Abstract

Right ventricular endomyocardial biopsy has become the mainstay for the diagnosis of acute cardiac rejection. The intelligent inerpretation of endomyocardial biopsy specimens requires knowledge of the artifacts inherent to the procedure as well as specific rejection and nonrejection pathology. Myocardial contraction bands, artifactual tissue spreading, and prior biopsy site changes should not be misinterpreted as evidence of myocyte damage, interstitial edema, or rejection, respectively. The Billingham criteria for acute cardiac rejection (mild, moderate, and severe) are still the most widely utilized, although other schemes for rejection have also shown clinical usefulness. Additionally, there is increasing evidence that some patients may develop a vascular or humoral rejection that may be more difficult to diagnose by endomyocardial biopsy without utilization of special techniques--for example, immunofluorescence. Nonrejection pathology frequently seen post-transplantation includes ischemia or catecholamine effect, interstitial fibrosis, myocardial calcification, cyclosporine-associated endocardial infiltrates (Quilty effect), myocyte hypertrophy, and infections (CMV, toxoplasmosis). Coronary artery disease continues to be the most significant threat to long-term survival.

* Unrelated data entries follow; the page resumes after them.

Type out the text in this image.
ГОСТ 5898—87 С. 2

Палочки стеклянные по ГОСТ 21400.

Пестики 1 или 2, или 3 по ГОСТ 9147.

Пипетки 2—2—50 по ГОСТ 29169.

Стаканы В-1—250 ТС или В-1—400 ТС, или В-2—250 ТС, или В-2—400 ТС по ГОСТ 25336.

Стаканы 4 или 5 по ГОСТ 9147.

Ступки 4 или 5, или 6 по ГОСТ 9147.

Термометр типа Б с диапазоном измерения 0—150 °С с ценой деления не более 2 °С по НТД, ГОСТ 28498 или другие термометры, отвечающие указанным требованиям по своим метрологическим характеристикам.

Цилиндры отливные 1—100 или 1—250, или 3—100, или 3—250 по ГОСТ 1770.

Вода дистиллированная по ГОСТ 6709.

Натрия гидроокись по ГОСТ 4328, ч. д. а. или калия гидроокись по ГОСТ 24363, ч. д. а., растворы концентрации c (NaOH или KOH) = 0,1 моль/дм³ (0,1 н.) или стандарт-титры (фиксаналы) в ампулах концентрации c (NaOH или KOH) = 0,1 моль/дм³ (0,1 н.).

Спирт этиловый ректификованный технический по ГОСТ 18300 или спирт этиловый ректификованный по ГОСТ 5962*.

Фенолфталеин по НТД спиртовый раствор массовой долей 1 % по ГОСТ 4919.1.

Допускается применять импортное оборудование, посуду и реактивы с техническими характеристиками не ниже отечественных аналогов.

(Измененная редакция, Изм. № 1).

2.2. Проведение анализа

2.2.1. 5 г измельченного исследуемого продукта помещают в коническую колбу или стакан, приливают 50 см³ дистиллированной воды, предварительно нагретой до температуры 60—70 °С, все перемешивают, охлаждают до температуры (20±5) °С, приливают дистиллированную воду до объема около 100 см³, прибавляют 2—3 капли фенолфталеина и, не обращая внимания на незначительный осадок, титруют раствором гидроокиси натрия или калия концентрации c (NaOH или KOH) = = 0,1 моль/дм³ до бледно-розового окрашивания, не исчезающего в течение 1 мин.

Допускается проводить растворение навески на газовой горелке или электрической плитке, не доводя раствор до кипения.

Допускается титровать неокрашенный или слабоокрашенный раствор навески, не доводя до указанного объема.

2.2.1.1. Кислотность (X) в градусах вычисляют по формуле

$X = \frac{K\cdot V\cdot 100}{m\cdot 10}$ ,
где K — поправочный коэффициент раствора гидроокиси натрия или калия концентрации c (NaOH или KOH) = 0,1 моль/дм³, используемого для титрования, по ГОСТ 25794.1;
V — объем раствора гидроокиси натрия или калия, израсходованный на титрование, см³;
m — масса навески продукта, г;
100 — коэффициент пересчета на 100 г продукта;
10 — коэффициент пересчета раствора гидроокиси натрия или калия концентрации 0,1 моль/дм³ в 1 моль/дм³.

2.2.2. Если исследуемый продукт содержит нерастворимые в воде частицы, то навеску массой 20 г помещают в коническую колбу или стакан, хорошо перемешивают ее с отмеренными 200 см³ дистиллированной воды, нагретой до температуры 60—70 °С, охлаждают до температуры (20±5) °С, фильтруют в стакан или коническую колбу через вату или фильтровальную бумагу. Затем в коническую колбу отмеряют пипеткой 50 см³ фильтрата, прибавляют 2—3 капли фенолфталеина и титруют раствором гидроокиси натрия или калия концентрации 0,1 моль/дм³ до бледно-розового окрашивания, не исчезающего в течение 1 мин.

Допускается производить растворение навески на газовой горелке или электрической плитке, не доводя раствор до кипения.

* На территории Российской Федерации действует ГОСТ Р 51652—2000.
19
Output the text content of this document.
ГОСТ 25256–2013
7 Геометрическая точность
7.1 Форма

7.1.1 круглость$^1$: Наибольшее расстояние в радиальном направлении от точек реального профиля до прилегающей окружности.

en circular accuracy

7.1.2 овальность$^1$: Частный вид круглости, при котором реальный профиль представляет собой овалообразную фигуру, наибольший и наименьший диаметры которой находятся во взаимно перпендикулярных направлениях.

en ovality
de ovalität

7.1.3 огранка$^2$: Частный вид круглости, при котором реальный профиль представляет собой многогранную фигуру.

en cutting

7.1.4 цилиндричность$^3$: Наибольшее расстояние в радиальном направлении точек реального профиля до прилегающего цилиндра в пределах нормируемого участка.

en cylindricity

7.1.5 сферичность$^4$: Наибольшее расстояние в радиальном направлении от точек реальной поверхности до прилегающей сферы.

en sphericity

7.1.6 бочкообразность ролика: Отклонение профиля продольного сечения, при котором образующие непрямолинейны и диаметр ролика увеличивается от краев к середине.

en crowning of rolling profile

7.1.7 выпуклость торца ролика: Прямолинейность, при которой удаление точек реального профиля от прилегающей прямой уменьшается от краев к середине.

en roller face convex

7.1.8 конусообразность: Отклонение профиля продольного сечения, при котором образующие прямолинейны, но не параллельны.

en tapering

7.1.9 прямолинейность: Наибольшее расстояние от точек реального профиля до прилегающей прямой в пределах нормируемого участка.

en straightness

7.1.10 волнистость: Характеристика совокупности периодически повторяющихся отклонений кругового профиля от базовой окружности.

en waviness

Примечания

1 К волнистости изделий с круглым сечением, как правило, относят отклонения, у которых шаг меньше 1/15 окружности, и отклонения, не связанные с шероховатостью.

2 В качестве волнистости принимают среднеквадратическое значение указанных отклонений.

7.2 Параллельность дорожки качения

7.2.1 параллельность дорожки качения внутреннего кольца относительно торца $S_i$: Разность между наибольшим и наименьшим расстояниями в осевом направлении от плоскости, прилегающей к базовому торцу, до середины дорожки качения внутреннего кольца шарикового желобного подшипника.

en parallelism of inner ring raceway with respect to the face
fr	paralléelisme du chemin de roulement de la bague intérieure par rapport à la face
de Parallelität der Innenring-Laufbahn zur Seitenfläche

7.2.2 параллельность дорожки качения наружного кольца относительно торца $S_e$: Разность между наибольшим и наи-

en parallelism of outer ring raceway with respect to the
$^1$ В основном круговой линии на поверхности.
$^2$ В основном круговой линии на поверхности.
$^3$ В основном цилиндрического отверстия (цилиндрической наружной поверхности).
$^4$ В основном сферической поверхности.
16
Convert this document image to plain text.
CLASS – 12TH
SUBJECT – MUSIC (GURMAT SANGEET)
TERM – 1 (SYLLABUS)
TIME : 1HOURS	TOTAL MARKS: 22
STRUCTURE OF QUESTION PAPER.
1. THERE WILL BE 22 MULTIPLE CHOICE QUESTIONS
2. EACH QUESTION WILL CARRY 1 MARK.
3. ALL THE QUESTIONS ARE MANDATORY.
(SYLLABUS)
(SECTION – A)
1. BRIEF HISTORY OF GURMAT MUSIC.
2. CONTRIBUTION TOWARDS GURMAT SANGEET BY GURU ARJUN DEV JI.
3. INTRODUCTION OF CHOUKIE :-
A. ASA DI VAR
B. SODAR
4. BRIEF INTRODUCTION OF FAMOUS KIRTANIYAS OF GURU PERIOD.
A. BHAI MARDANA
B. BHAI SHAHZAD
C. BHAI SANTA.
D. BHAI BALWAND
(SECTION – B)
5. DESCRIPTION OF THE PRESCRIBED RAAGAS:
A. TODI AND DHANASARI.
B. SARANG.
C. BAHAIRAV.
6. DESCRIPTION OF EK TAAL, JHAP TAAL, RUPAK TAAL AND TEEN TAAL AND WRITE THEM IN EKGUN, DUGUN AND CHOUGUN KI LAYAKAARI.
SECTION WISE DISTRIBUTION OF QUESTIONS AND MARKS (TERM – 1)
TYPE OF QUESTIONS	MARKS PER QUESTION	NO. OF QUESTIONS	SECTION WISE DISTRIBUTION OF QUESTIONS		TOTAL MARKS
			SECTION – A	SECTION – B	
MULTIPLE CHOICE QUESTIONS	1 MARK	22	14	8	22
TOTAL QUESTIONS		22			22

The spectrum of pathologic changes in the vessels range from mild intimal thickening to severe concentric intimal fibrosis involving extramural, as well as intramural, coronaries to lesions virtually identical to native atherosclerosis. Patients with diffuse narrowing involving large and small intramyocardial vessels appear to be at greater risk for myocardial infarction, death, or retransplantation than patients with other types of coronary pathology. Although important, these large vessel changes are rarely identified by endomyocardial biopsy.